İki dakika kadar orada durup kendime kısmen geldiğimde tuvaletten çıktım, tekrar yerime gidip uzandığımda daha rahat hissediyordum. Bir an önce uçaktan inmek, eve gidip yatmak istiyordum. Bir de annemin yemeklerini yersem daha iyi olacaktım. Uzun zamandır iştahsız olmam hasebiyle yemek yemeyişimden oldukça zayıflamıştım. Zaten zayıf olan bedenim sekiz kilo vermiş, göğsümde kemiklerim sayılıyordu. Yanaklarım, konuşurken içe doğru çukurlaşıyordu. Kendisiyle övündüğün kalçalarım ve baldırlarım gözle görülür şekilde erimişti. El ve ayak bileklerimse incelikten kırılacak gibi durduğu için korkuyor ve dikkatli hareket ediyordum.

Durumuma alıştığım için mi bilmiyorum ama birkaç gündür iyidim, yemek yemek istiyordum, iştahım geliyordu. Şimdi de annemin yemeklerini düşünmek ağzımı sulandırıyordu.

Hafif cenin pozisyonunda yatarken zihnimdeki karmaşık düşünceler ve sorularla birlikte yine uykuya daldım. Bu sefer gerçekten yorgundum ve yatar pozisyonda olduğum için uzunca uyurum diye düşünüyordum ama bana kısa gelen bir uykunun ardından uçağın sallandığını hissetmemle birlikte uyandım. İniyorduk.

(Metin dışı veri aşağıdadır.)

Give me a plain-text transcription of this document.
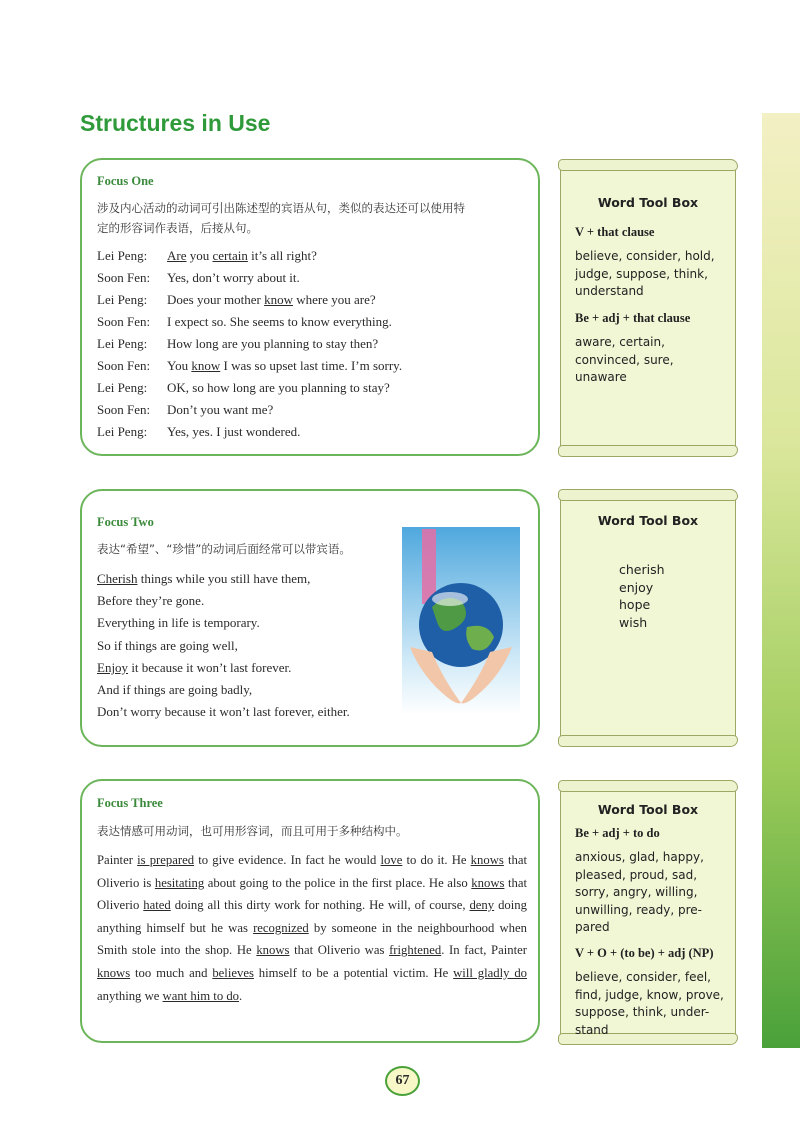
Structures in Use
Focus One
涉及内心活动的动词可引出陈述型的宾语从句，类似的表达还可以使用特
定的形容词作表语，后接从句。
Lei Peng: Are you certain it’s all right?
Soon Fen: Yes, don’t worry about it.
Lei Peng: Does your mother know where you are?
Soon Fen: I expect so. She seems to know everything.
Lei Peng: How long are you planning to stay then?
Soon Fen: You know I was so upset last time. I’m sorry.
Lei Peng: OK, so how long are you planning to stay?
Soon Fen: Don’t you want me?
Lei Peng: Yes, yes. I just wondered.
Focus Two
表达“希望”、“珍惜”的动词后面经常可以带宾语。
Cherish things while you still have them,
Before they’re gone.
Everything in life is temporary.
So if things are going well,
Enjoy it because it won’t last forever.
And if things are going badly,
Don’t worry because it won’t last forever, either.
Focus Three
表达情感可用动词，也可用形容词，而且可用于多种结构中。
Painter is prepared to give evidence. In fact he would love to do it. He knows that Oliverio is hesitating about going to the police in the first place. He also knows that Oliverio hated doing all this dirty work for nothing. He will, of course, deny doing anything himself but he was recognized by someone in the neighbourhood when Smith stole into the shop. He knows that Oliverio was frightened. In fact, Painter knows too much and believes himself to be a potential victim. He will gladly do anything we want him to do.
Word Tool Box
V + that clause
believe, consider, hold, judge, suppose, think, understand
Be + adj + that clause
aware, certain, convinced, sure, unaware
Word Tool Box
cherish
enjoy
hope
wish
Word Tool Box
Be + adj + to do
anxious, glad, happy, pleased, proud, sad, sorry, angry, willing, unwilling, ready, pre-pared
V + O + (to be) + adj (NP)
believe, consider, feel, find, judge, know, prove, suppose, think, under-stand
67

Yattığım yeri, dağınıklığı düzenleyip uçağın camından dışarı bakıyordum, neredeyse uçak piste inmek üzereydi. Bende montumu giyip büyük el çantamı kucağıma koyarken bacağımı sallayarak büyük bir sabırsızlıkla inmeyi bekledim. Evime, büyüdüğüm yere bir an önce varmak ve güzel anılarımla deşarj olmak istiyordum.

Nihayet uçaktan inip yolcu karşılama alanına bir büyük bir küçük bavulumla çıktığımda annemi gördüm.

"Hey!" Büyük bir mutlulukla el sallayıp yanıma gelirken gülümsedim. Orta yaşlarda bir kadın gibi durmuyordu, ruhu hâlâ genç kızdı.